The iPad won’t be available for a couple more months – and maybe in the meantime additional info will have cooled me down – but for now, I’m jumping up and down in anticipation.

Ebooks? So far, not interested.

I like to read. A lot. There’re probably around 5000 books accumulated over the years and scattered around the house, and it’s not unusual for me to be carrying a couple of books in a coat or jacket. I pull one out when I have to wait in a line, if I have to ride a bus, or if I’m stuck in a waiting room.

For several months now, I’ve been able to read books on my iPod. Great stuff.

Well, not really. If I want to read a new book on my iPod, I have to buy it. And that’s a problem.

Oh, it’s easy enough. There are lots of apps which connect to on-line bookstores which would be happy to supply me with books for a price. The price, the price…. is too high.
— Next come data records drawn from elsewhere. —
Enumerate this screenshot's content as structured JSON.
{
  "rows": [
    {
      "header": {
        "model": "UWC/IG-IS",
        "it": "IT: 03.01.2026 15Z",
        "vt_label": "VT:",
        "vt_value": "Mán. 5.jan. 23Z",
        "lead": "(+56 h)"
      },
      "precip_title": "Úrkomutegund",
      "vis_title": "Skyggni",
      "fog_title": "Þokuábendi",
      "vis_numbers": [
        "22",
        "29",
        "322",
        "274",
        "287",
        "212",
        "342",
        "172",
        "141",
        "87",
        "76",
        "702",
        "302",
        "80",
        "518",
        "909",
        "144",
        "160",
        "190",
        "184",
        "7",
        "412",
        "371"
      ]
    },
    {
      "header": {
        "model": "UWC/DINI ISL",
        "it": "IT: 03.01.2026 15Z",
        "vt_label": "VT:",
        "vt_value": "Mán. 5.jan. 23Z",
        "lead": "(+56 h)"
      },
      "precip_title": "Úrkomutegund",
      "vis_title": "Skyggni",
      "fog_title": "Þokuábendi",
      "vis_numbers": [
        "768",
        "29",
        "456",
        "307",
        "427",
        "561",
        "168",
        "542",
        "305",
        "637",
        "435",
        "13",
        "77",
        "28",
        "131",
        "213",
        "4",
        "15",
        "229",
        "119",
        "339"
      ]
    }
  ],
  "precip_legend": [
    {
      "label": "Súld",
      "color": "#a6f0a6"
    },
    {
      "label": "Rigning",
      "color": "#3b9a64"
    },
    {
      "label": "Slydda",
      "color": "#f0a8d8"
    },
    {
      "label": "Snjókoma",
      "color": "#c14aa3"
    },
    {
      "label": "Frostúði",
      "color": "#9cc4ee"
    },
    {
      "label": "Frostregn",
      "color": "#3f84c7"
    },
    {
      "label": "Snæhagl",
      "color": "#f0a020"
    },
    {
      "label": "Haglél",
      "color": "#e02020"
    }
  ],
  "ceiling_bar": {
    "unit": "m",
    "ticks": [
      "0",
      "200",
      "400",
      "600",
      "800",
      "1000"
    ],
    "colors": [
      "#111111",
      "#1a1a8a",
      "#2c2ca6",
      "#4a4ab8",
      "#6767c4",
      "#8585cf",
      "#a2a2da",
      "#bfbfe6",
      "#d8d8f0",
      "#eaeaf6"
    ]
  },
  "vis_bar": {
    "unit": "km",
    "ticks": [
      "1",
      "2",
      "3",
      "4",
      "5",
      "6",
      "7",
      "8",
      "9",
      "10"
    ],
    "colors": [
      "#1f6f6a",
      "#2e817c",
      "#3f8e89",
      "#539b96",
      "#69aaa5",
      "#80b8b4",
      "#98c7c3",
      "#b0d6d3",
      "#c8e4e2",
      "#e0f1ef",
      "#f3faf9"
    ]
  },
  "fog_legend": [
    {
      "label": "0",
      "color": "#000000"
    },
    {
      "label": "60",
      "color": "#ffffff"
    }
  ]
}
This is my reader (whether it’s on a pod, a tablet, a desktop, wherever). I’m supplying the place to store the content. There is no paper, no shelf, no bricks-and-mortar store. Distribution costs have to be minimal compared to the cost of printing the book on dead trees, burning up fossils to drag the book to a physical store, and paying clerks to handle the physical stock. So why do most ebooks cost almost the same as the hardcover version of the text, and in any case more than the paperback edition*? As long as that is true, where is my incentive to buy the ebook version?

I buy paperbacks and treat them well. It’s the only way to feed my habit – I can read the book, and come back to it a few years later. Offer me an ebook for less than the paperback price, in a format which I can read on a device I choose and can transfer to other devices — because in a couple of years I might have moved on to a different device — and I’ll buy that instead. Otherwise? Forget it.

*case in point – Blood Bound, by Patricia Briggs, published in paperback in 2007 [so, not a new bestseller] is $7.99 on Amazon.com, or $8.39 for the Kindle e-book. As it happens, I have it as a paperback, but if I’d missed it, I would have been quite happy to pay, say, $1.49, directly to Ms Briggs for an epub version. I would have been even happier to have bought it that way at that price in the first place, but that’s another matter.

But let’s tip the hat to Jim Baen and his policy of keeping ebook prices low, and sending the majority of the payment to the author (per Eric Flint, in The Best of Baen’s Universe #1. Jim Baen is gone now, but was a great role-model for other publisher’s – and I hope they will ultimately follow his example (and that of his successors).